I am trying to retrieve data from a PostgreSQL table and insert it into a CSV file and then push the file to S3 bucket. The table has around 170,000 rows and should be around 40MB. But when I run the workflow it gives me an out of memory error. If I disable the Spreadsheet node and run the workflow I am still getting the same error.
I tried to call this workflow from a separate parent workflow as well but with no luck. Any help would be appreciated.
At 170,000 records I suspect you are hitting the memory limit for your cloud plan, I don’t think we have a way to append to a spreadsheet either so working around this could be tricky.
Thanks @Jon - the file is a csv/text file. Does another node support appending data to a flat file? Even though the job processes 170k rows of data, the data is relatively lightweight (40-80mb total). It doesn’t seem that this would or should cause any type of memory issues even if the dataset is processed in a single batch.
We are also encountering the same out of memory issues in a self-hosted instance of the community version. Using a t3.large instance in AWS (2 vCPUs, 8GB RAM), a similar job with a total data size of around 150mb errors out for memory-related issues.

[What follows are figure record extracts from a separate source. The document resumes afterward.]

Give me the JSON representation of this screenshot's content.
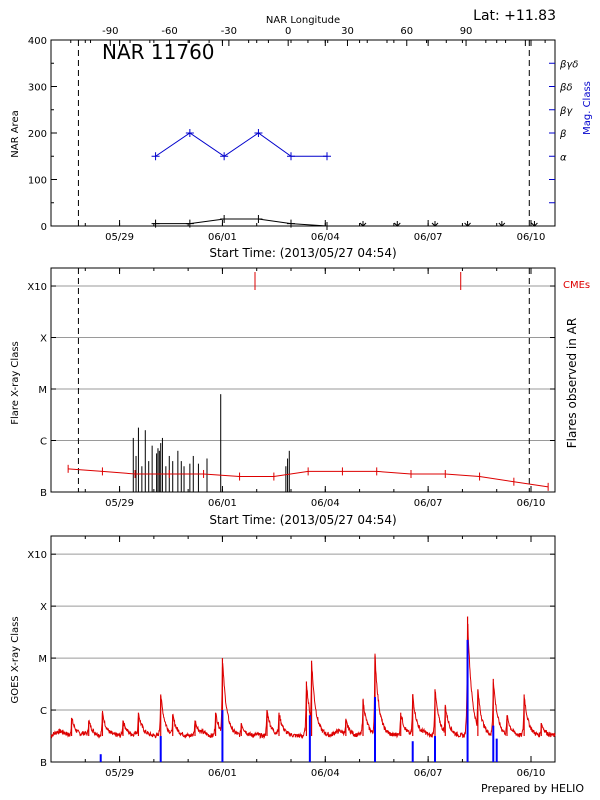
{
  "header": {
    "lat_label": "Lat: +11.83",
    "credit": "Prepared by HELIO"
  },
  "colors": {
    "black": "#000000",
    "blue": "#0000cc",
    "goes_blue": "#0000ff",
    "red": "#dd0000",
    "grid": "#9a9a9a"
  },
  "chart_data": [
    {
      "id": "panel1",
      "type": "line",
      "title": "NAR 11760",
      "top_axis_label": "NAR Longitude",
      "top_axis": {
        "range": [
          -120,
          135
        ],
        "ticks": [
          -90,
          -60,
          -30,
          0,
          30,
          60,
          90
        ],
        "tick_labels": [
          "-90",
          "-60",
          "-30",
          "0",
          "30",
          "60",
          "90"
        ]
      },
      "bottom_axis_label": "Start Time: (2013/05/27 04:54)",
      "x_range": [
        0,
        14.7
      ],
      "x_ticks": [
        2,
        5,
        8,
        11,
        14
      ],
      "x_tick_labels": [
        "05/29",
        "06/01",
        "06/04",
        "06/07",
        "06/10"
      ],
      "ylabel": "NAR Area",
      "ylim": [
        0,
        400
      ],
      "y_ticks": [
        0,
        100,
        200,
        300,
        400
      ],
      "y_tick_labels": [
        "0",
        "100",
        "200",
        "300",
        "400"
      ],
      "right_label": "Mag. Class",
      "right_ticks": [
        {
          "value": 150,
          "label": "α"
        },
        {
          "value": 200,
          "label": "β"
        },
        {
          "value": 250,
          "label": "βγ"
        },
        {
          "value": 300,
          "label": "βδ"
        },
        {
          "value": 350,
          "label": "βγδ"
        }
      ],
      "right_minor_ticks": [
        100,
        50
      ],
      "limb_lines_x": [
        0.8,
        13.95
      ],
      "series": [
        {
          "name": "Mag. Class",
          "color": "#0000cc",
          "x": [
            3.05,
            4.05,
            5.05,
            6.05,
            7.0,
            8.05
          ],
          "y": [
            150,
            200,
            150,
            200,
            150,
            150
          ]
        },
        {
          "name": "NAR Area",
          "color": "#000000",
          "x": [
            3.05,
            4.05,
            5.05,
            6.05,
            7.0,
            8.05
          ],
          "y": [
            5,
            5,
            15,
            15,
            5,
            0
          ]
        }
      ],
      "no_area_days_x": [
        9.1,
        10.1,
        11.2,
        12.15,
        13.15,
        14.1
      ]
    },
    {
      "id": "panel2",
      "type": "bar",
      "xlabel": "Start Time: (2013/05/27 04:54)",
      "x_range": [
        0,
        14.7
      ],
      "x_ticks": [
        2,
        5,
        8,
        11,
        14
      ],
      "x_tick_labels": [
        "05/29",
        "06/01",
        "06/04",
        "06/07",
        "06/10"
      ],
      "ylabel": "Flare X-ray Class",
      "right_label": "Flares observed in AR",
      "cme_label": "CMEs",
      "y_levels": [
        0,
        1,
        2,
        3,
        4
      ],
      "y_level_labels": [
        "B",
        "C",
        "M",
        "X",
        "X10"
      ],
      "ylim": [
        0,
        4.35
      ],
      "limb_lines_x": [
        0.8,
        13.95
      ],
      "cmes_x": [
        5.95,
        11.95
      ],
      "flares": [
        {
          "x": 2.4,
          "level": 1.05
        },
        {
          "x": 2.48,
          "level": 0.7
        },
        {
          "x": 2.55,
          "level": 1.25
        },
        {
          "x": 2.65,
          "level": 0.5
        },
        {
          "x": 2.75,
          "level": 1.2
        },
        {
          "x": 2.85,
          "level": 0.6
        },
        {
          "x": 2.95,
          "level": 0.9
        },
        {
          "x": 3.08,
          "level": 0.75
        },
        {
          "x": 3.12,
          "level": 0.85
        },
        {
          "x": 3.16,
          "level": 0.8
        },
        {
          "x": 3.2,
          "level": 0.95
        },
        {
          "x": 3.25,
          "level": 1.05
        },
        {
          "x": 3.35,
          "level": 0.5
        },
        {
          "x": 3.45,
          "level": 0.7
        },
        {
          "x": 3.55,
          "level": 0.6
        },
        {
          "x": 3.7,
          "level": 0.8
        },
        {
          "x": 3.8,
          "level": 0.6
        },
        {
          "x": 3.88,
          "level": 0.5
        },
        {
          "x": 4.05,
          "level": 0.55
        },
        {
          "x": 4.15,
          "level": 0.7
        },
        {
          "x": 4.3,
          "level": 0.55
        },
        {
          "x": 4.55,
          "level": 0.65
        },
        {
          "x": 4.95,
          "level": 1.9
        },
        {
          "x": 6.85,
          "level": 0.5
        },
        {
          "x": 6.9,
          "level": 0.65
        },
        {
          "x": 6.95,
          "level": 0.8
        }
      ],
      "daily_series": {
        "name": "Flares observed in AR",
        "color": "#dd0000",
        "x": [
          0.5,
          1.5,
          2.45,
          3.45,
          4.45,
          5.5,
          6.5,
          7.5,
          8.5,
          9.5,
          10.5,
          11.5,
          12.5,
          13.5,
          14.5
        ],
        "y": [
          0.45,
          0.4,
          0.35,
          0.35,
          0.35,
          0.3,
          0.3,
          0.4,
          0.4,
          0.4,
          0.35,
          0.35,
          0.3,
          0.2,
          0.1
        ]
      }
    },
    {
      "id": "panel3",
      "type": "line",
      "xlabel": "",
      "x_range": [
        0,
        14.7
      ],
      "x_ticks": [
        2,
        5,
        8,
        11,
        14
      ],
      "x_tick_labels": [
        "05/29",
        "06/01",
        "06/04",
        "06/07",
        "06/10"
      ],
      "ylabel": "GOES X-ray Class",
      "y_levels": [
        0,
        1,
        2,
        3,
        4
      ],
      "y_level_labels": [
        "B",
        "C",
        "M",
        "X",
        "X10"
      ],
      "ylim": [
        0,
        4.35
      ],
      "series": [
        {
          "name": "GOES long",
          "color": "#dd0000",
          "baseline": 0.5,
          "peaks": [
            {
              "x": 0.6,
              "level": 0.85
            },
            {
              "x": 1.1,
              "level": 0.8
            },
            {
              "x": 1.5,
              "level": 0.95
            },
            {
              "x": 2.1,
              "level": 0.8
            },
            {
              "x": 2.55,
              "level": 0.95
            },
            {
              "x": 3.2,
              "level": 1.3
            },
            {
              "x": 3.55,
              "level": 0.9
            },
            {
              "x": 4.2,
              "level": 0.8
            },
            {
              "x": 4.8,
              "level": 0.95
            },
            {
              "x": 5.0,
              "level": 2.0
            },
            {
              "x": 5.55,
              "level": 0.75
            },
            {
              "x": 6.3,
              "level": 1.0
            },
            {
              "x": 6.65,
              "level": 0.95
            },
            {
              "x": 7.45,
              "level": 1.55
            },
            {
              "x": 7.6,
              "level": 1.95
            },
            {
              "x": 8.6,
              "level": 0.8
            },
            {
              "x": 9.1,
              "level": 1.2
            },
            {
              "x": 9.45,
              "level": 2.05
            },
            {
              "x": 10.2,
              "level": 0.95
            },
            {
              "x": 10.55,
              "level": 1.3
            },
            {
              "x": 11.2,
              "level": 1.4
            },
            {
              "x": 11.5,
              "level": 1.1
            },
            {
              "x": 12.15,
              "level": 2.8
            },
            {
              "x": 12.45,
              "level": 1.4
            },
            {
              "x": 12.9,
              "level": 1.6
            },
            {
              "x": 13.3,
              "level": 0.9
            },
            {
              "x": 13.8,
              "level": 1.3
            },
            {
              "x": 14.3,
              "level": 0.75
            }
          ]
        },
        {
          "name": "GOES short",
          "color": "#0000ff",
          "spikes": [
            {
              "x": 1.45,
              "level": 0.15
            },
            {
              "x": 3.2,
              "level": 0.5
            },
            {
              "x": 5.0,
              "level": 1.0
            },
            {
              "x": 7.55,
              "level": 0.9
            },
            {
              "x": 9.45,
              "level": 1.25
            },
            {
              "x": 10.55,
              "level": 0.4
            },
            {
              "x": 11.2,
              "level": 0.5
            },
            {
              "x": 12.15,
              "level": 2.35
            },
            {
              "x": 12.9,
              "level": 0.7
            },
            {
              "x": 13.0,
              "level": 0.45
            }
          ]
        }
      ]
    }
  ]
}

We have followed the guidance here (Memory-related errors | n8n Docs), but without much success. Are there other recommendations related to either workflow design or resource provisioning that we should follow? Does upgrading the cloud subscription to the Pro tier provide access to more compute resources? Thanks.
It is important to note that while the 170k rows of data might only be 40-80mb when written to disk there are a number of things that happen in n8n in memory to format the data and convert it to the data format we use internally which will consume memory.
If you can share your cloud username I can take a quick look at the logs for your instance to confirm if this is a case of the memory running out. The way I would handle this is to read the data from the database in smaller chunks and create multitple spreadsheet files or add them to something like a google sheet then download that as a CSV file using the Google Drive node.